Fossil records from before and after Aldabra was submerged proved the bird’s evolutionary feat

A bird thought to have evolved away from being flightless thousands of years ago is once again unable to fly, researchers have discovered.

The white-throated rail is a chicken-sized bird, native to Madagascar, that lives in tropical or subtropical moist lowland and mangrove forests.

It's an impressive feat possible through a phenomenon known as "iterative evolution", which refers to the repeated evolution of the same structures from a single ancestor at different times.

He continued and explained that "Fossil evidence presented here is unique for rails, and epitomizes the ability of these birds to successfully colonize isolated islands and evolve flightlessness on multiple occasions".

The Natural History Museum in the United Kingdom has found the last surviving native flightless rail on Aldabra in the Seychelles, 390 miles east of Tanzania in the Indian Ocean.

Aldabra is a ring shaped coral island, referred to as an atoll, near the coast of Madagascar.

Scientists found fossil evidence of the flightless rail on Aldabra dating back 136,000 years in research published in the Zoological Journal of the Linnean Society. The Aldabra rail found its way back to the island once the water had receded.

Researchers from the University of Portsmouth and London's Natural History Museum discovered that a species of rail bird successfully colonised a small island called Aldabra and became flightless, then died out and then the whole process happened again.
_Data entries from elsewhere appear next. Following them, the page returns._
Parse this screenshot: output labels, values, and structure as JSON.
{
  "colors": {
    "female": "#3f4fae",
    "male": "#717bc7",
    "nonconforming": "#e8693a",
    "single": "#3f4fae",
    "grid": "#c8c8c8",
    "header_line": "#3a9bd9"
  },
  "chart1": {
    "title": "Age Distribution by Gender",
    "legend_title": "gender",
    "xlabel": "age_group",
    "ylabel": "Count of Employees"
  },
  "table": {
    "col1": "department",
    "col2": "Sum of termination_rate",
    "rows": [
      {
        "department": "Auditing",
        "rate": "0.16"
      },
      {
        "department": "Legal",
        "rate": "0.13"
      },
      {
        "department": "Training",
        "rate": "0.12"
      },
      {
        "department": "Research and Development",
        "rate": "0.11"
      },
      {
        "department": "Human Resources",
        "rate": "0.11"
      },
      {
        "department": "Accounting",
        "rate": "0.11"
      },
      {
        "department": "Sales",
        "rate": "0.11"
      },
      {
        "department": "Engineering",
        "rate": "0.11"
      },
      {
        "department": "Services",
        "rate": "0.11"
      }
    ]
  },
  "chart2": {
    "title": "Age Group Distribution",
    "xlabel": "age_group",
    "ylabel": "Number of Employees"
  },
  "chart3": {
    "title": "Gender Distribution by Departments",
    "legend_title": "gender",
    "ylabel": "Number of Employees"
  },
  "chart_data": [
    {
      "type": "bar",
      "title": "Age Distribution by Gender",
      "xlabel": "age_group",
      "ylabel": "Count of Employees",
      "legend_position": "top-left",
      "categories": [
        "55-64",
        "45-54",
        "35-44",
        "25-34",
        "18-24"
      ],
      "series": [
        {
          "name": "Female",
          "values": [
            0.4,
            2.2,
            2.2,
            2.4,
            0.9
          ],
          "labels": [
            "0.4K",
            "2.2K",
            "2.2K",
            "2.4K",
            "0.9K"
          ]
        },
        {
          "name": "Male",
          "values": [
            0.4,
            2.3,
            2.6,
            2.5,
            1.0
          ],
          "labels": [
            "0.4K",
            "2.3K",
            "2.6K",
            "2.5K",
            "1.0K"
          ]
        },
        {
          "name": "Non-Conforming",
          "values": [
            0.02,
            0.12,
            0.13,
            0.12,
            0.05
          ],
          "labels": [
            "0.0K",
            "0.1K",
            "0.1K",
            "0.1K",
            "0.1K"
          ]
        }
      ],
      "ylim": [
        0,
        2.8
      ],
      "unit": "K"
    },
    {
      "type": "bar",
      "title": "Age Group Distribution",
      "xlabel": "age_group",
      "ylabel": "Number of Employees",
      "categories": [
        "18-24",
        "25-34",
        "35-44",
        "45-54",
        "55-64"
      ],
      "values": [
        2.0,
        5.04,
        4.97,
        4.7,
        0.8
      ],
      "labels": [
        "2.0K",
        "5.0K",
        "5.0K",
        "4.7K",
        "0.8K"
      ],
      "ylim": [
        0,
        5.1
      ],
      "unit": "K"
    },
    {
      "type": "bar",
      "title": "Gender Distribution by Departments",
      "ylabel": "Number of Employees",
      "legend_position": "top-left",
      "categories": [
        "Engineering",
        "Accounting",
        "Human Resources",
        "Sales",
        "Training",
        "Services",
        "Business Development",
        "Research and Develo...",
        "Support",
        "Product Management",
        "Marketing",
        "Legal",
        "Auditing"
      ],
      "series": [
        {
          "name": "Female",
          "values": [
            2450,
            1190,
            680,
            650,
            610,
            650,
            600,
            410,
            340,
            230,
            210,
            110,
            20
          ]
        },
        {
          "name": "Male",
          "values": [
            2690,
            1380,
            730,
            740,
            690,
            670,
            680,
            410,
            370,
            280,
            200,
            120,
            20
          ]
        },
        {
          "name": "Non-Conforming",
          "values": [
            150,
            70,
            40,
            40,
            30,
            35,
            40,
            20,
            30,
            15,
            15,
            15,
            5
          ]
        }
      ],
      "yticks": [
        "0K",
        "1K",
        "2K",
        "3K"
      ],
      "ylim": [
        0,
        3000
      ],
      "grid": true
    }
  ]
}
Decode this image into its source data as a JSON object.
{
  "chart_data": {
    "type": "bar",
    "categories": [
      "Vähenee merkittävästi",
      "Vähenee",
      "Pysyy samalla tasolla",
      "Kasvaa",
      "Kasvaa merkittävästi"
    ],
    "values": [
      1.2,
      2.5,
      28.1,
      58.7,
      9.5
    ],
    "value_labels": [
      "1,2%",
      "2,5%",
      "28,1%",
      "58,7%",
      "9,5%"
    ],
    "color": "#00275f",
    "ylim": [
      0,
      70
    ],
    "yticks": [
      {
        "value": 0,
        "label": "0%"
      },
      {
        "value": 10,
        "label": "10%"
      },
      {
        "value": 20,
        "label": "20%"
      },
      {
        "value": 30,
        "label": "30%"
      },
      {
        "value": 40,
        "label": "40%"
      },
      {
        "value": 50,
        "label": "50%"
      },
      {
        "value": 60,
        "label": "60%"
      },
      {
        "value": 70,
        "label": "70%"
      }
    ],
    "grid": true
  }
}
There were no predators on the atoll, rendering the birds' ability to fly unnecessary-so they lost it.

Unfortunately, that gave them no means of escape when the island was submerged and all its flora and fauna were wiped out.

The Aldabra rail is commonly thought to be the last flightless bird living in the Indian Ocean.

"Only on Aldabra, which has the oldest palaeontological record of any oceanic island within the Indian Ocean region, is fossil evidence available that demonstrates the effects of changing sea levels on extinction and recolonization events", Martill said.

David Martill, a co-author of the study, said they are aware of no other case of rails or birds for the most part, who've shown the marvel of iterative evolution.

"These unique fossils provide irrefutable evidence that a member of the rail family colonized the atoll, most likely from Madagascar, and became flightless independently on each occasion", lead researcher Julian Hume, avian paleontologist and research associate at the Natural History Museum, said in a statement.

However, those that flew east could reach one of the many neighbouring islands, which include Mauritius - famously once home to another flightless bird, the dodo - Reunion and the Aldabra islands.

Furthermore, the scientists have analyzed the fossils from and before the flooding event, and the Rails' wings are showing signs of an advanced state of flightless and the ankle bones are confirming the fact of flightless.